The foregoing summary of the Amendment does not purport to be complete and is qualified in its entirety by reference to the full text of the Amendment, which is attached as Exhibit 10.1 to this Current Report on Form 8-K and incorporated herein by reference. The Credit Agreement is attached as Exhibit 10.1 to the Company’s Current Report on Form 8-K filed on September 12, 2016.

Item 2.02. Results of Operations and Financial Condition.

On July 20, 2017, the Company issued a press release announcing results of operations and related financial information for its second quarter ended June 30, 2017. A copy of the press release is attached to this Report as Exhibit 99.1.

Item 8.01. Other Events.

The Company’s July 20, 2017 press release also announced a stock repurchase plan under which the Company may repurchase shares of common stock with a total value not to exceed $60,000,000.00. The stock repurchase plan is effective on July 25, 2017 and is authorized to continue through December 31, 2018. A copy of the press release is attached to this Report as Exhibit 99.1.

The information contained in Items 2.02 and 8.01 of this Current Report, and in Exhibit 99.1, is being furnished and shall not be deemed to be “filed” for the purposes of Section 18 of the Securities and Exchange Act of 1934 (the “Exchange Act”) or otherwise subject to the liabilities of that Section, nor shall it be deemed incorporated by reference in any filing under the Securities Act of 1933 or the Exchange Act, except if the Company expressly states that such information is to be considered “filed” under the Exchange Act or incorporates it by specific reference in such filing.

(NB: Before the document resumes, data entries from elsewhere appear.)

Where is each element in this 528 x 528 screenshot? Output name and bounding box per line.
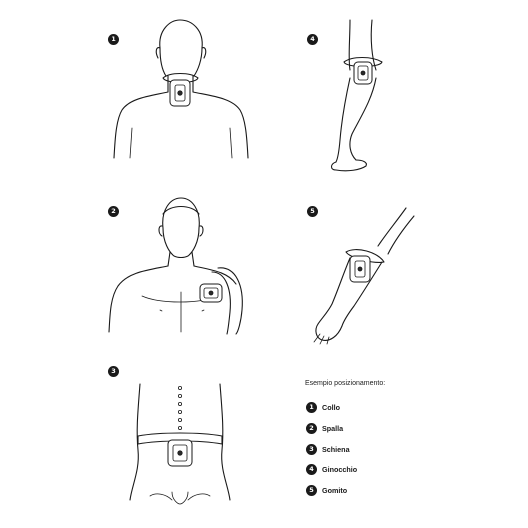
illustration-number-shoulder: 2 (108, 206, 119, 217)
illustration-number-back: 3 (108, 366, 119, 377)
knee-illustration (332, 20, 383, 171)
legend-label: Collo (322, 403, 340, 412)
illustration-number-neck: 1 (108, 34, 119, 45)
illustration-number-elbow: 5 (307, 206, 318, 217)
neck-illustration (114, 20, 248, 158)
legend-item-elbow (306, 485, 347, 496)
legend-label: Ginocchio (322, 465, 358, 474)
legend-title: Esempio posizionamento: (305, 380, 386, 387)
back-illustration (130, 384, 230, 504)
legend-number: 3 (306, 444, 317, 455)
elbow-illustration (314, 208, 414, 344)
legend-item-knee (306, 464, 357, 475)
spine-dots (178, 386, 181, 429)
shoulder-illustration (109, 198, 242, 334)
legend-label: Spalla (322, 424, 344, 433)
legend-item-neck (306, 402, 340, 413)
legend-number: 5 (306, 485, 317, 496)
legend-item-shoulder (306, 423, 343, 434)
legend-number: 1 (306, 402, 317, 413)
legend-item-back (306, 444, 350, 455)
legend-label: Schiena (322, 445, 350, 454)
legend-number: 4 (306, 464, 317, 475)
legend-number: 2 (306, 423, 317, 434)
legend-label: Gomito (322, 486, 348, 495)
illustration-number-knee: 4 (307, 34, 318, 45)
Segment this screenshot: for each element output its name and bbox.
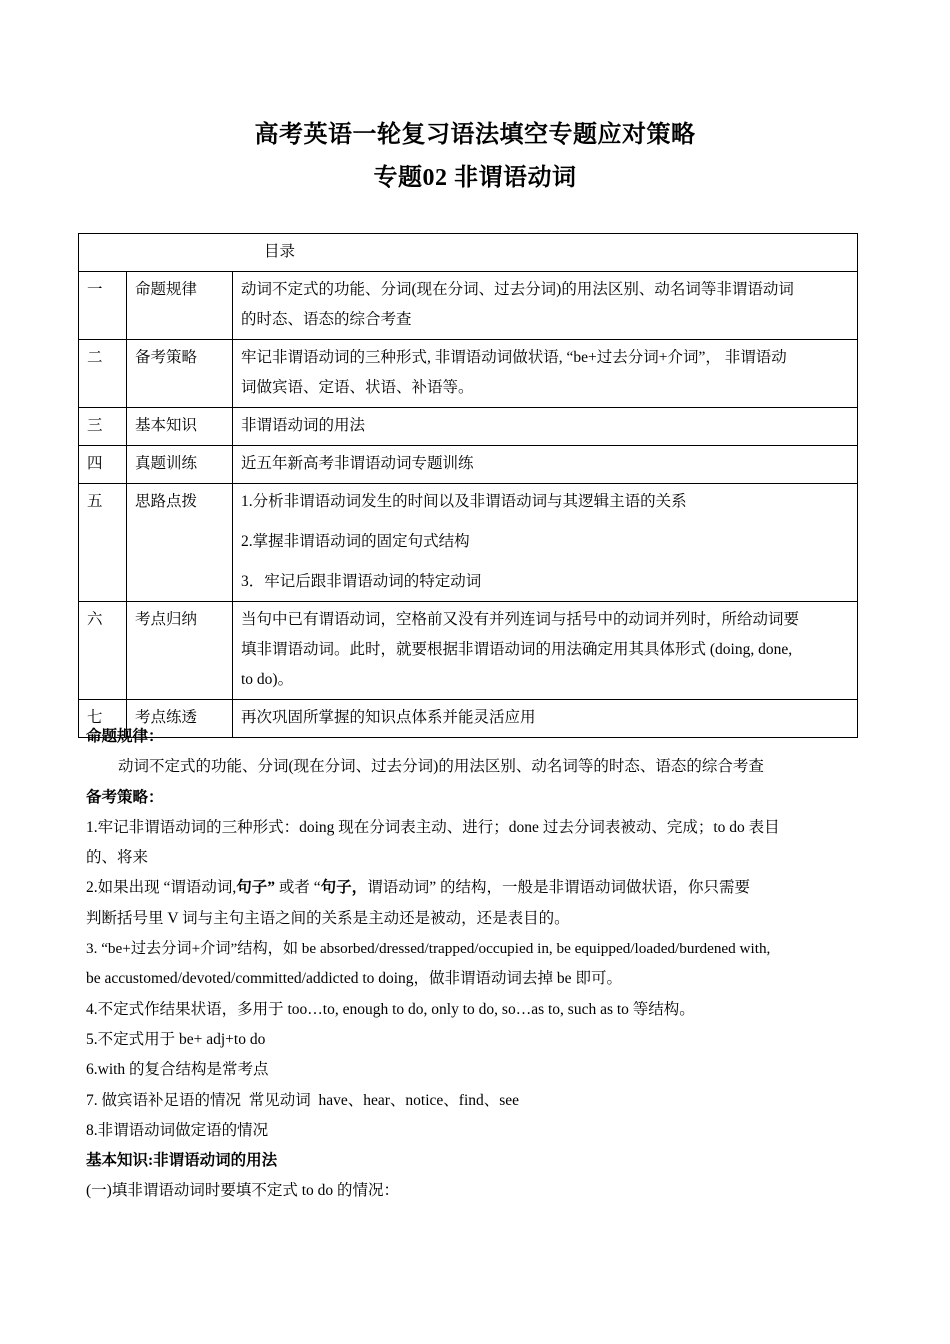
- rule-heading: 命题规律：: [86, 728, 164, 745]
- strategy-item: 的、将来: [86, 849, 149, 867]
- toc-name: 命题规律: [127, 272, 233, 340]
- toc-desc-line: 动词不定式的功能、分词(现在分词、过去分词)的用法区别、动名词等非谓语动词: [241, 281, 794, 298]
- toc-row: [79, 484, 858, 602]
- toc-num: 七: [79, 700, 127, 738]
- page-subtitle: 专题02 非谓语动词: [373, 165, 577, 191]
- toc-desc-line: 3．牢记后跟非谓语动词的特定动词: [241, 573, 482, 590]
- toc-num: 一: [79, 272, 127, 340]
- toc-row: [79, 340, 858, 408]
- rule-text: 动词不定式的功能、分词(现在分词、过去分词)的用法区别、动名词等的时态、语态的综合考查: [118, 758, 764, 776]
- toc-table: [78, 233, 858, 738]
- toc-desc: [233, 340, 858, 408]
- toc-desc-line: 的时态、语态的综合考查: [241, 311, 412, 328]
- toc-desc: [233, 602, 858, 700]
- toc-desc-line: 当句中已有谓语动词，空格前又没有并列连词与括号中的动词并列时，所给动词要: [241, 611, 800, 628]
- toc-desc-line: 1.分析非谓语动词发生的时间以及非谓语动词与其逻辑主语的关系: [241, 493, 687, 510]
- toc-num: 五: [79, 484, 127, 602]
- strategy-item-2: [86, 873, 866, 903]
- strategy-item: 7. 做宾语补足语的情况 常见动词 have、hear、notice、find、see: [86, 1091, 520, 1109]
- toc-name: 备考策略: [127, 340, 233, 408]
- toc-header: 目录: [79, 234, 858, 272]
- strategy-item: 判断括号里 V 词与主句主语之间的关系是主动还是被动，还是表目的。: [86, 909, 570, 927]
- toc-name: 思路点拨: [127, 484, 233, 602]
- toc-desc-line: 词做宾语、定语、状语、补语等。: [241, 379, 474, 396]
- strategy-item: 5.不定式用于 be+ adj+to do: [86, 1030, 266, 1048]
- toc-row: [79, 602, 858, 700]
- toc-num: 二: [79, 340, 127, 408]
- toc-header-row: [79, 234, 858, 272]
- strategy-heading: 备考策略：: [86, 788, 164, 806]
- toc-desc: [233, 484, 858, 602]
- strategy-item: 3. “be+过去分词+介词”结构，如 be absorbed/dressed/trapped/occupied in, be equipped/loaded/burdened with,: [86, 940, 771, 958]
- toc-desc-line: 牢记非谓语动词的三种形式, 非谓语动词做状语, “be+过去分词+介词”， 非谓语动: [241, 349, 787, 366]
- basic-heading: 基本知识:非谓语动词的用法: [86, 1152, 278, 1170]
- toc-num: 四: [79, 446, 127, 484]
- toc-desc-line: 填非谓语动词。此时，就要根据非谓语动词的用法确定用其具体形式 (doing, done,: [241, 641, 793, 658]
- toc-desc-line: 再次巩固所掌握的知识点体系并能灵活应用: [241, 709, 536, 726]
- basic-subheading: (一)填非谓语动词时要填不定式 to do 的情况：: [86, 1182, 400, 1200]
- toc-desc-line: 2.掌握非谓语动词的固定句式结构: [241, 533, 470, 550]
- document-body: [86, 722, 866, 1207]
- item2-post: 谓语动词” 的结构，一般是非谓语动词做状语，你只需要: [367, 879, 750, 897]
- toc-num: 三: [79, 408, 127, 446]
- toc-name: 考点归纳: [127, 602, 233, 700]
- strategy-item: be accustomed/devoted/committed/addicted to doing，做非谓语动词去掉 be 即可。: [86, 970, 622, 988]
- toc-row: [79, 446, 858, 484]
- item2-bold: 句子，: [320, 879, 368, 897]
- strategy-item: 4.不定式作结果状语，多用于 too…to, enough to do, only to do, so…as to, such as to 等结构。: [86, 1000, 695, 1018]
- toc-row: [79, 408, 858, 446]
- toc-desc: [233, 272, 858, 340]
- toc-desc-line: 近五年新高考非谓语动词专题训练: [241, 455, 474, 472]
- item2-mid: 或者 “: [275, 879, 321, 897]
- page-title: 高考英语一轮复习语法填空专题应对策略: [254, 122, 696, 148]
- toc-desc: [233, 408, 858, 446]
- strategy-item: 6.with 的复合结构是常考点: [86, 1061, 269, 1079]
- strategy-item: 8.非谓语动词做定语的情况: [86, 1121, 269, 1139]
- item2-bold: 句子”: [236, 879, 276, 897]
- toc-row: [79, 272, 858, 340]
- strategy-item: 1.牢记非谓语动词的三种形式：doing 现在分词表主动、进行；done 过去分词表被动、完成；to do 表目: [86, 818, 780, 836]
- toc-desc: [233, 446, 858, 484]
- item2-pre: 2.如果出现 “谓语动词,: [86, 879, 237, 897]
- toc-num: 六: [79, 602, 127, 700]
- toc-desc-line: 非谓语动词的用法: [241, 417, 366, 434]
- toc-name: 基本知识: [127, 408, 233, 446]
- toc-desc-line: to do)。: [241, 671, 294, 688]
- toc-name: 真题训练: [127, 446, 233, 484]
- toc-name: 考点练透: [127, 700, 233, 738]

Item 9.01. Financial Statements and Exhibits.

(d) Exhibits.

 

Exhibit
Number

    
10.1    Second Amendment, dated July 18, 2017, to the Credit Agreement dated September 12, 2016, between the Company and Bank of America, N.A., as administrative agent, L/C issuer and swing line lender and the other lenders party thereto.
99.1    Press Release dated July 20, 2017.

 

2


SIGNATURES

Pursuant to the requirements of the Securities Exchange Act of 1934, the registrant has duly caused this report to be signed on its behalf by the undersigned hereunto duly authorized.

 

   

Syntel, Inc.

    (Registrant)
Date         July 20, 2017                 By  

            /s/ Daniel M. Moore

      Daniel M. Moore, Chief Administrative Officer

 

3


EXHIBIT INDEX

 

Exhibit No.    Description
10.1    Second Amendment, dated July 18, 2017, to the Credit Agreement dated September 12, 2016, between the Company and Bank of America, N.A., as administrative agent, L/C issuer and swing line lender and the other lenders party thereto.
99.1    Press Release dated July 20, 2017.